Anthropic’s $200 million partnership with the US military is for a two-year prototype that will advance national security, the company says. It will work with the department to “anticipate and mitigate potential adversarial uses of AI,” and identify any risks with adopting the technology throughout the “defence enterprise.”

Schwartz said this suggests that the systems are being tested in live environments, which she said raises ethical concerns.

“This isa terrible practice for something that involves human lives,” she said.

However, Verdi believes that systems like Claude that were used in the Venezuelan and Iranian contexts for “more mundane tasks,” such as collecting or analysing satellite images.

“A human may not be able to analyse every single piece of intelligence coming in. That’s what the AI system will be able to do more quickly,” he said. “Then, the humans interpret the outputs of the AI system and then act.”

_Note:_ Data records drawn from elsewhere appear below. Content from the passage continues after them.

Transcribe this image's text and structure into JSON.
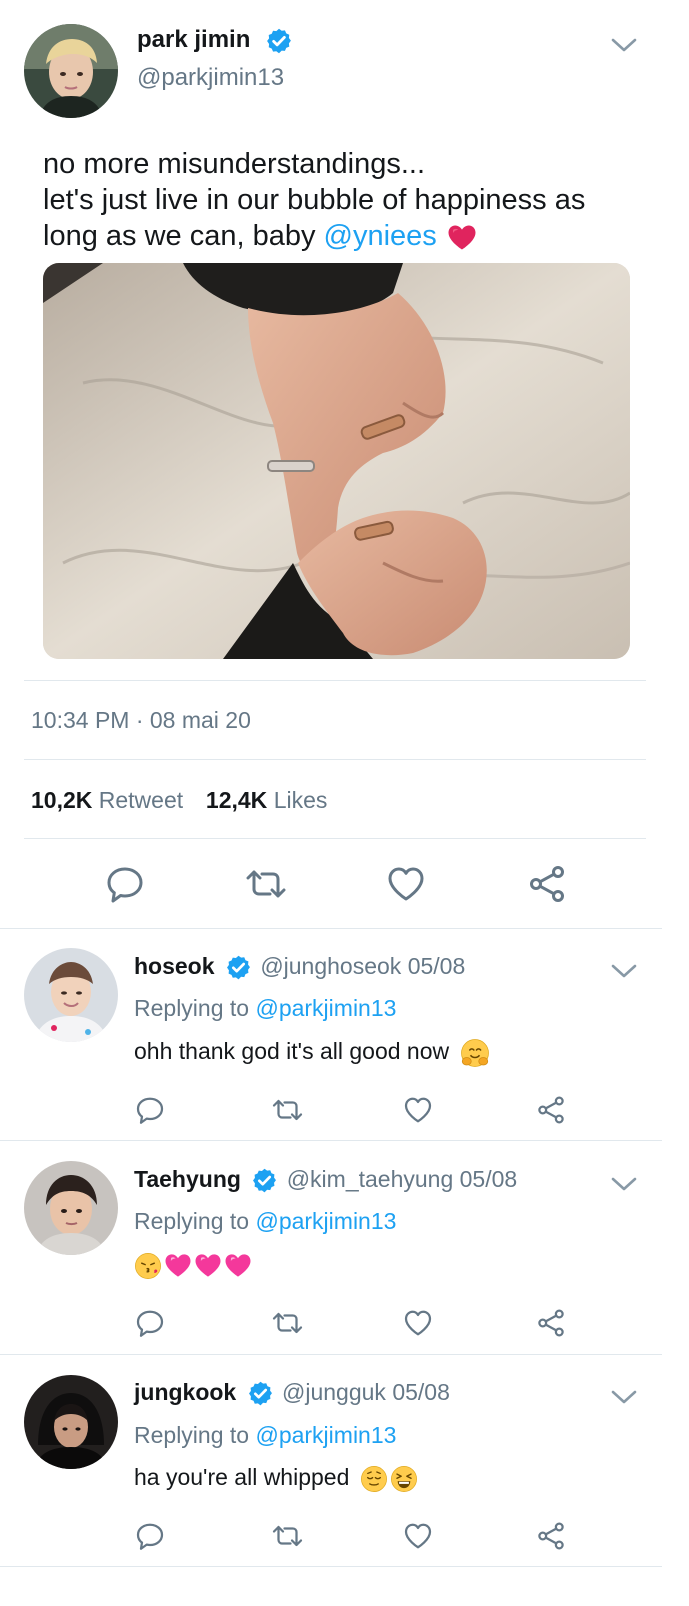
{
  "main_tweet": {
    "name": "park jimin",
    "handle": "@parkjimin13",
    "text_line1": "no more misunderstandings...",
    "text_line2": "let's just live in our bubble of happiness as",
    "text_line3_pre": "long as we can, baby ",
    "text_mention": "@yniees",
    "text_emoji": "red-heart",
    "timestamp": "10:34 PM · 08 mai 20",
    "retweets_count": "10,2K",
    "retweets_label": "Retweet",
    "likes_count": "12,4K",
    "likes_label": "Likes"
  },
  "replies": [
    {
      "name": "hoseok",
      "handle_date": "@junghoseok 05/08",
      "replying_prefix": "Replying to ",
      "replying_to": "@parkjimin13",
      "text": "ohh thank god it's all good now",
      "emojis": [
        "hugging-face"
      ]
    },
    {
      "name": "Taehyung",
      "handle_date": "@kim_taehyung 05/08",
      "replying_prefix": "Replying to ",
      "replying_to": "@parkjimin13",
      "text": "",
      "emojis": [
        "kissing-face",
        "pink-heart",
        "pink-heart",
        "pink-heart"
      ]
    },
    {
      "name": "jungkook",
      "handle_date": "@jungguk 05/08",
      "replying_prefix": "Replying to ",
      "replying_to": "@parkjimin13",
      "text": "ha you're all whipped",
      "emojis": [
        "relieved-face",
        "laughing-face"
      ]
    }
  ],
  "icons": {
    "verified": "verified-badge-icon",
    "chevron": "chevron-down-icon",
    "reply": "reply-icon",
    "retweet": "retweet-icon",
    "like": "heart-icon",
    "share": "share-icon"
  },
  "colors": {
    "accent": "#1da1f2",
    "text_primary": "#14171a",
    "text_secondary": "#657786",
    "divider": "#e1e8ed",
    "icon": "#657786"
  }
}
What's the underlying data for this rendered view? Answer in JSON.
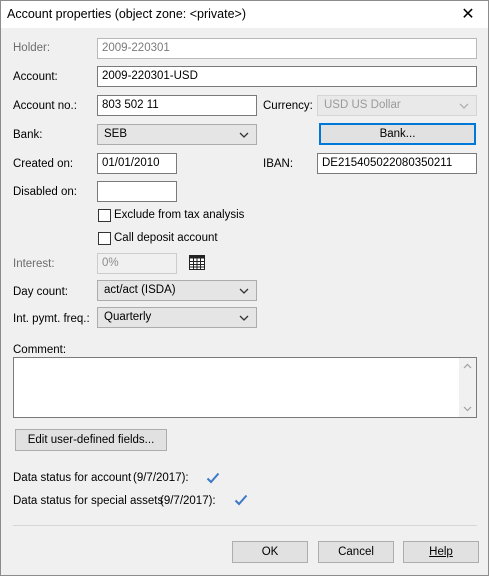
{
  "window": {
    "title": "Account properties (object zone: <private>)",
    "close_label": "✕"
  },
  "labels": {
    "holder": "Holder:",
    "account": "Account:",
    "account_no": "Account no.:",
    "currency": "Currency:",
    "bank": "Bank:",
    "created_on": "Created on:",
    "iban": "IBAN:",
    "disabled_on": "Disabled on:",
    "interest": "Interest:",
    "day_count": "Day count:",
    "int_pymt_freq": "Int. pymt. freq.:",
    "comment": "Comment:"
  },
  "fields": {
    "holder": "2009-220301",
    "account": "2009-220301-USD",
    "account_no": "803 502 11",
    "currency": "USD US Dollar",
    "bank": "SEB",
    "created_on": "01/01/2010",
    "iban": "DE215405022080350211",
    "disabled_on": "",
    "interest": "0%",
    "day_count": "act/act (ISDA)",
    "int_pymt_freq": "Quarterly",
    "comment": ""
  },
  "checkboxes": {
    "exclude_tax": {
      "label": "Exclude from tax analysis",
      "checked": false
    },
    "call_deposit": {
      "label": "Call deposit account",
      "checked": false
    }
  },
  "buttons": {
    "bank": "Bank...",
    "edit_fields": "Edit user-defined fields...",
    "ok": "OK",
    "cancel": "Cancel",
    "help": "Help"
  },
  "status": {
    "account_label": "Data status for account",
    "account_date": "(9/7/2017):",
    "special_label": "Data status for special assets",
    "special_date": "(9/7/2017):"
  },
  "icons": [
    "close-icon",
    "calculator-icon",
    "chevron-down-icon",
    "checkmark-icon"
  ],
  "colors": {
    "check_blue": "#3c78c8",
    "default_button_border": "#0078d7"
  }
}
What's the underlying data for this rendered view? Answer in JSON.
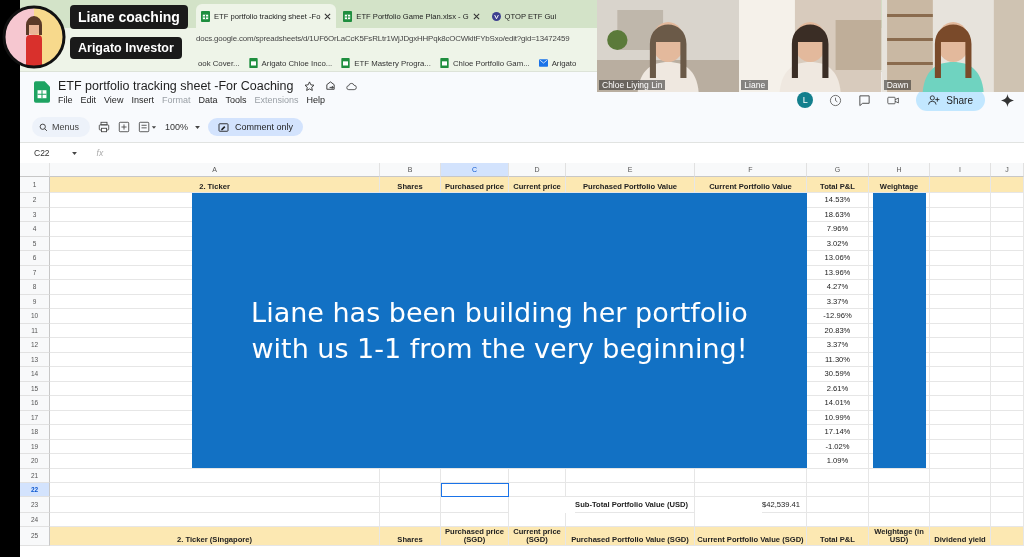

Experts warn of growing interest in AI-powered autonomous weapons

The researchers worry that the growing role of AI in US military planning and decision-making could eventually lead to the development of autonomous weapons. ​

“I think there is definitely an interest to at least have the option to develop fully autonomous AI-enabled weapons and potentially make use of those,” Verdi said.

Autonomous weapons could be any weapon that could identify, select, and engage with a target without having a human involved in the final decision, Khlaaf said.

“So instead of taking a recommendation from a large language model and a human acting on it or choosing not to, you would then have that be completely automated away,” she said.

One of the main arguments for developing such systems is the fear that the US could fall behind if a rival builds them first, Verdi said.

However, there is no public information suggesting that China has integrated AI in any way into its military, Verdi and Khlaaf said.

The Chinese are “very concerned about keeping that technology under control,” Verdi added.

The AI capabilities of other American opponents, such as Russia, Iran or North Korea, are “even less sophisticated,” Verdi added, so it is even less likely that those countries would have AI autonomous weapons.

Creating fully autonomous weapons with AI can also lead to escalation in a conflict, Verdi said.

A recent pre-print study from King’s College London found that AI chatbots almost always chose to threaten nuclear weapons use in a war game scenario.

Pentagon faces ‘challenging transition’ away from Claude

Verdi said that we should expect the US to continue using Claude or another AI chatbot in their operations because both Venezuela and Iran were “seemingly very effective,” in fulfilling the mission’s objectives.

The perceived success of these missions creates a risk that the US will want to drop even more guardrails, such as human oversight, to make the technology even more effective, she added. The challenge for the Department of War will be to find a model that works as well as Claude, Verdi said.

The government will be phasing it out in the next six months since the company refused to give the military unfettered access to its technology for what Anthropic claims could be used for mass surveillance or autonomous weapon development, according to a statement from Pete Hegseth, the US Secretary of War.

Anthropic said Claude has been rolled out throughout the US government’s classified information networks, deployed at national nuclear laboratories, and does intelligence analysis directly for the Department of War.

Meanwhile, the Department of War signed a contract with OpenAI to integrate “advanced AI systems in classified environments,” hours after the Anthropic deal was scrapped.

“I think the Department of War will be looking at a challenging transition, but at the same time, it is not an impossible task,” to replace Claude with a new AI system, he said.

The intelligence collected and provided by Claude will likely stay with the department and could be used by the next provider, he said.